Una Hora Loca en Barquisimeto (Con Stalkers y Todo)

 
 
Este fin de semana estuve en Barquisimeto invitado por la Librería el Clip para presentar mi libro “La Hora Loca”. Con todas las protestas de este año en Venezuela la verdad es que el libro se ha vendido solo (¡ya casi llego a las 4000 copias vendidas!) y no había tenido oportunidad de hablar sobre él frente a una audiencia. Cuando me llamaron de la librería para preguntarme si estaba interesado no dejé pasar la oportunidad, agarré mis maletas y me fui hacia el estado Lara.

Hay una cosa que me impresiona sobre los barquisimetanos y es lo amables que son. Yo no sé si es el color del cielo, que el calorcito es constante o que en verdad los caraqueños somos una cuerda de antipáticos sin tiempo para nada. Con orgullo debo decir que en Barquisimeto me adoptaron como si yo fuera un primo perdido de la capital, donde inclusive tengo hasta stalkers. Pero sobre eso contaré más adelante.

La Librería El Clip está ubicada en el Centro Comercial Los Leones y este año cumple cuarenta años. Hace meses cuando me escribieron para pedirme libros, le pregunté a mis amigos guaros sobre la librería. “Es de toda la vida”, me respondieron. Mandé las cajas inmediatamente. A mí me encanta la gente de toda la vida.

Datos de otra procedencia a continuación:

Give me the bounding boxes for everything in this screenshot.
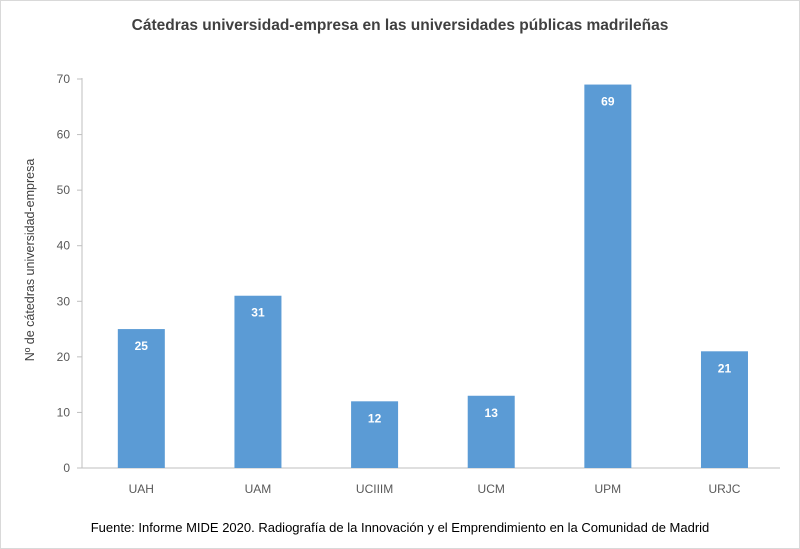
source-note: Fuente: Informe MIDE 2020. Radiografía d… <box>90 520 710 535</box>
bar-uam <box>234 295 282 468</box>
data-label: 13 <box>485 406 499 420</box>
data-label: 21 <box>718 361 732 375</box>
y-tick-label: 10 <box>57 405 71 419</box>
y-tick-label: 0 <box>63 461 70 475</box>
data-label: 25 <box>135 339 149 353</box>
y-tick-label: 50 <box>57 183 71 197</box>
bar-urjc <box>700 351 748 468</box>
bar-uciiim <box>351 401 399 468</box>
x-tick-label: UCM <box>478 482 505 496</box>
data-label: 69 <box>601 95 615 109</box>
bar-uah <box>117 329 165 468</box>
bar-upm <box>584 84 632 469</box>
chart-title: Cátedras universidad-empresa en las univ… <box>131 17 669 34</box>
x-tick-label: UCIIIM <box>356 482 393 496</box>
x-tick-label: UPM <box>595 482 622 496</box>
x-tick-label: URJC <box>708 482 740 496</box>
y-tick-label: 40 <box>57 239 71 253</box>
bar-ucm <box>467 395 515 468</box>
y-tick-label: 60 <box>57 128 71 142</box>
x-tick-label: UAM <box>245 482 272 496</box>
y-tick-label: 70 <box>57 72 71 86</box>
data-label: 31 <box>251 306 265 320</box>
y-tick-label: 30 <box>57 294 71 308</box>
data-label: 12 <box>368 411 382 425</box>
y-tick-label: 20 <box>57 350 71 364</box>
x-tick-label: UAH <box>129 482 154 496</box>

Cerca de las cinco de la tarde del día de mi presentación, me vestí en el hotel con una pinta que creía era digna de un autor serio. Mi cara salía en dos periódicos de la ciudad así que por lo menos debía aparentar ser respetable. Eso todo se perdió cuando llegué a la librería y constaté que el público que me esperaba era tan dicharachero como mi libro. Esto lo digo de la mejor manera posible. Llegar jurando que vas a tener que dar una disertación sobre narrativa y que el público te espere con sombreros de cotillón en la cabeza,  me hizo darme cuenta al instante que en Barquisiemto también hablan el idioma “Toto”.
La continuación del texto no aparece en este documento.